Repurposed Drug Study in DESSH Syndrome Update

The DESSH Foundation, Mayo Clinic, and Rare People – The Research Charity have a brief update for the DESSH community regarding the repurposed drug research study at the Mayo Clinic.

The DESSH Foundation remains in regular communication with the team at Mayo Clinic as the study moves forward. The study recently received funding from Cures Within Reach, which you can read more about here: https://www.cureswithinreach.org/2026/02/25/press-release-cures-within-reach-selected-three-clinical-trials-in-rare-ultrarare/

At this stage, the study is still undergoing the institutional review board (IRB) approval process. Because of this, detailed information about participation is not yet available. The timeframe for this approval is estimated to be 30 to 90 days.

Once approval is finalized, Mayo Clinic will share additional information with us including inclusion and exclusion criteria and the expectations and responsibilities for participating patients and families.

When the study officially launches, a webinar will be held to walk the community through the details and answer questions.
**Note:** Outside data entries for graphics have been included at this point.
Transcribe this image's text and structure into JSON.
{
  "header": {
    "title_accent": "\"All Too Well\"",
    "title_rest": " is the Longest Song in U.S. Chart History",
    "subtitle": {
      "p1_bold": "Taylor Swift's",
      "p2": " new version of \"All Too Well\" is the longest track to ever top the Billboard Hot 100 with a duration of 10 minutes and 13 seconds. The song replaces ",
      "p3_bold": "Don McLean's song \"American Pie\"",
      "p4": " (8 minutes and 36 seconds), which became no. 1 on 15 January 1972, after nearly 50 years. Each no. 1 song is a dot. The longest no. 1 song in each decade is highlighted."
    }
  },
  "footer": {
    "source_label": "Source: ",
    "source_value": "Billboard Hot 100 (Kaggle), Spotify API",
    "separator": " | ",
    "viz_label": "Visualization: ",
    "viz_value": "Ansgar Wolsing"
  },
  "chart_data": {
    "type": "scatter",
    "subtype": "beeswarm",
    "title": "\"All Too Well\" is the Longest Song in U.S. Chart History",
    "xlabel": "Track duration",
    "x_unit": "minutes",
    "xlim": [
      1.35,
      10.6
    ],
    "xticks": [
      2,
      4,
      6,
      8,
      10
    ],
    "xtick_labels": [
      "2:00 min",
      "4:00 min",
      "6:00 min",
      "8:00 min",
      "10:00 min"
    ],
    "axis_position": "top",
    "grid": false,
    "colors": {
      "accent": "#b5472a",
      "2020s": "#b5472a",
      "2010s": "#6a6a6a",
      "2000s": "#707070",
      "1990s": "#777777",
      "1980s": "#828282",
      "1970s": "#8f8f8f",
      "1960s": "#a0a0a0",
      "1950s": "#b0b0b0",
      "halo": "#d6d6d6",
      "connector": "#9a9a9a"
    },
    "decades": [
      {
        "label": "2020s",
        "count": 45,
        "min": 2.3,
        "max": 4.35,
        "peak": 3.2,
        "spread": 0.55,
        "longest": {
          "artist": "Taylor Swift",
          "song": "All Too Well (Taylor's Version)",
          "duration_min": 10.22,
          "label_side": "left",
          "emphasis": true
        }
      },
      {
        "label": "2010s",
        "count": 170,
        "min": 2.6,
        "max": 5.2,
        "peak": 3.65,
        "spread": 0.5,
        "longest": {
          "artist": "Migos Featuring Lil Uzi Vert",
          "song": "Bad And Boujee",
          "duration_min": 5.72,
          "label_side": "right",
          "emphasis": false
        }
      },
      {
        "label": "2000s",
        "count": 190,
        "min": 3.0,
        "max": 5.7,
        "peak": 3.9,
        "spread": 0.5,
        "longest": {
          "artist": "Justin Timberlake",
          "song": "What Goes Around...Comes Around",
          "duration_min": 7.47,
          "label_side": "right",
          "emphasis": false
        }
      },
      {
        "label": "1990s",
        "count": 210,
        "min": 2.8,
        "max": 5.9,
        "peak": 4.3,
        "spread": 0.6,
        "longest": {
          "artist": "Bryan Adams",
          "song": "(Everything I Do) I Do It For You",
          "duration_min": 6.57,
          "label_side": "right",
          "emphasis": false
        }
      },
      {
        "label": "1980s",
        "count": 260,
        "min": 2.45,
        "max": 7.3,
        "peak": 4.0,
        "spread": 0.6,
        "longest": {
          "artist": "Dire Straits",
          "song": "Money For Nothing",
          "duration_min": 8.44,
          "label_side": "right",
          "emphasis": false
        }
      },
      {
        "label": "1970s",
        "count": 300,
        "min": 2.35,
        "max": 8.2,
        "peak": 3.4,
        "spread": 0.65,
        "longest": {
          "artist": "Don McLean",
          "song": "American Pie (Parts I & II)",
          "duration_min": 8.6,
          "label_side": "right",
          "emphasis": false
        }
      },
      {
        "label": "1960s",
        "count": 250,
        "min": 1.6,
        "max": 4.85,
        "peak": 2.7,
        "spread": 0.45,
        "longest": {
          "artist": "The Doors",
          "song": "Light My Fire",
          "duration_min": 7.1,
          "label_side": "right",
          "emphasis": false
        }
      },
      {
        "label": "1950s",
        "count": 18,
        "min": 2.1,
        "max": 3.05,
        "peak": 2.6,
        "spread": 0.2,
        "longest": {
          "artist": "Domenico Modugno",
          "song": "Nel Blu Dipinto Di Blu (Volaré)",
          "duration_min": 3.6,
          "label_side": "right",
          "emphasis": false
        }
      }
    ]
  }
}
We can share that enrollment is expected to occur on a rolling basis over approximately two years. It is open to patients under the age of 18, including international patients, and will study WAC blood levels, and behavior assessments. There is no placebo – every participant will receive drug treatment. The design of the study may allow participants to work with their own local physicians who are willing to prescribe the medication, coordinate blood work to be sent to Mayo Clinic, and complete behavioral testing at baseline, 6 months, and 12 months of treatment.

If you already have a physician in your area who may be willing to participate in this process, please have them contact Caitlin@dessh.org. This may help connect other families in your region or country with potential providers when the study opens.

While patients already taking the medication cannot enroll in this study, we welcome feedback and/or reports from anyone wishing to share their outcomes with the community. Your experience is equally valuable to further research.

Patients in the United Kingdom

There is a parallel effort in the United Kingdom to study the repurposed drug as a potential treatment for DESSH. This work is being coordinated through a collaboration between Rare People – The Research Charity (www.rarepeople.org) and clinicians at Guy’s and St Thomas’ Hospital in London.

Rare People, which formally launched on 1st March, has raised the £100,000 needed to

support the initial phase of a UK-based clinical study. This follows the same Mayo protocol

but differs in that all treatments, assessments, and tests will be undertaken by Guy’s and St Thomas’. The charity funding will pay for the care and the data analysis. The final inclusion criteria are currently being developed, and MAY include those above 18 and also those outside the UK, who cannot get local clinicians to treat them as part of the Mayo study.

An initial online meeting for UK families has been organized by Rare People and will take

place on 19 March at 6pm UK time. The session will be led Dr. Dagana, the

geneticist leading the study. Further communications will be sent to UK families about this.

Although funding has been secured, this only pays for the initial year of the studies in the UK and for limited numbers of children. We hope that families can help further fundraise to help pay for increasing the numbers of participants, as well as increasing the length of the study. For those outside of the UK we ask that funding is channeled through the DESSH Foundation and for those in the UK through Rare People.

We will continue sharing updates as more information becomes available. Thank you for your continued patience and support as this research moves forward.